# Harmonizing image data

## Setup Paths and Variables
- `annotation_files_path` is set to the directory where the annotation files are stored.
- `scale_values` is a list of scale factors.
- `target_path` indicate the directory where you would like the scaled annotation saved.


## Collect Annotation Files
- `annotation_files` is a list of paths to all annotation files in the `annotation_files_path` directory.

## Loop Over Annotation Files
- For each annotation file in `annotation_files`:
  - The file path is printed.
  - The file is opened and its content is loaded as JSON into `coco_data`.

## Access COCO Data
- `annotations` and `images` are extracted from `coco_data`.
- `image_names` is a list of file names of the images.

## Process Annotations for Each Scale
- For each scale in `scale_values`:
  - `annotations` are processed by a function `write_json_file` (not defined in the snippet) with the current `image_id` and `scale`.
  - A new file name is generated based on the current date and time, and the scale value.
  - The `annotations` in `coco_data` are updated.
  - The updated `coco_data` is saved to the new file.
  - A message is printed indicating the new file has been saved.

In [None]:
# libraries
import os
import json
import datetime
import numpy as np

In [None]:
# User Settings

# This is where you'll find the folder with all your annotations that you want to scale.
annotation_files_path = './coco_annotations'

# scale_value = target GSD / source GSD
scale_values = [1, 2, 3, 4]

# This is where you want the annotations saved.
target_path = "./scaled_coco_annotations"

In [None]:
def write_new_annotations(annotations: list, scale: float):
    """Write annotation data to json format

    Args:
        annotations (list): original annotations
        scale (float): the factor to scale between the original image and the lower resolution image

    Returns:
        list: new and scaled annotations
    """
    
    new_annotations = []
    index = len(annotations) + 1
    for ann in annotations:
        bbox = ann["bbox"]  # Bounding box coordinates (x, y, width, height)
        bbox = np.array(bbox)/scale
        bbox = bbox.tolist()  # Convert to Python list
        
        segmentation = ann["segmentation"]
        segmentation = np.array(segmentation)/scale
        segmentation = segmentation.tolist()  # Convert to Python list
        new_ann = {}
        new_ann["id"] = index
        new_ann["image_id"] = ann["image_id"]
        new_ann["category_id"] = ann["category_id"]
        new_ann["segmentation"] = segmentation
        new_ann["area"] = float(ann["area"]/scale**2)
        new_ann["bbox"] = bbox
        new_ann["iscrowd"] = ann["iscrowd"]
        new_ann["attributes"] = ann["attributes"]
        
        index +=1
        new_annotations.append(new_ann)

    return new_annotations

def get_filename(path: str):
    """Get the basefile name form a file path

    Args:
        path (str): _description_

    Returns:
        str: Name of the file
    """
    # Normalize the path to use the correct separator for the current OS
    normalized_path = os.path.normpath(path)
    # Extract the file name
    filename = os.path.basename(normalized_path)
    return filename


In [None]:
# collect all annotation files
annotation_files = [os.path.join(annotation_files_path, file) for file in os.listdir(annotation_files_path) if file[-4:]=="json"]

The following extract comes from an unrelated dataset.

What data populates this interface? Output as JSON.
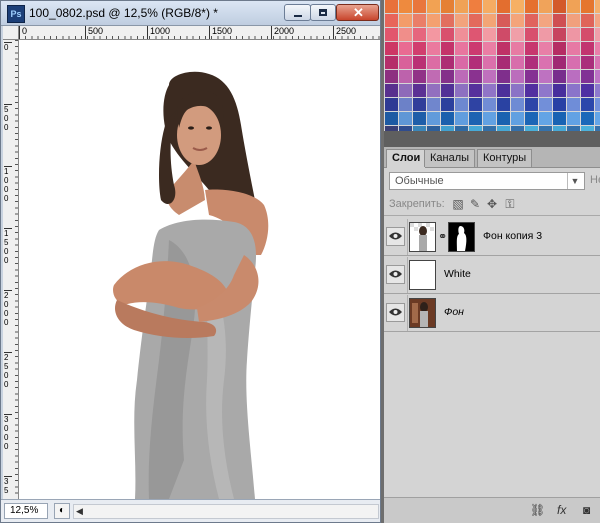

# loop over annonation files
for coco_annotations_file in annotation_files:
    print(coco_annotations_file)
    with open(coco_annotations_file, 'r') as f:
        coco_data = json.load(f)

    # access coco data
    annotations = coco_data['annotations']
    images = coco_data['images']
    image_names = [image['file_name'] for image in images]

    for scale in scale_values:
        new_annotations = write_new_annotations(annotations, scale)

        coco_data["annotations"] = new_annotations
        
        # create new annotation files
        current_time = datetime.datetime.now().strftime("%Y-%m-%d %H:%M:%S")
        coco_annotations_file_name = get_filename(coco_annotations_file)
        coco_annotations_file_name = coco_annotations_file_name.split(".")[0]
        new_file = f'{current_time}_{coco_annotations_file_name}_scaled_{scale}.json'.replace(':', '-').replace(' ', '_')
        new_file = os.path.join(target_path, new_file)

        with open(new_file, 'w') as f:
            json.dump(coco_data, f)

        print(f"Saved data to {new_file}")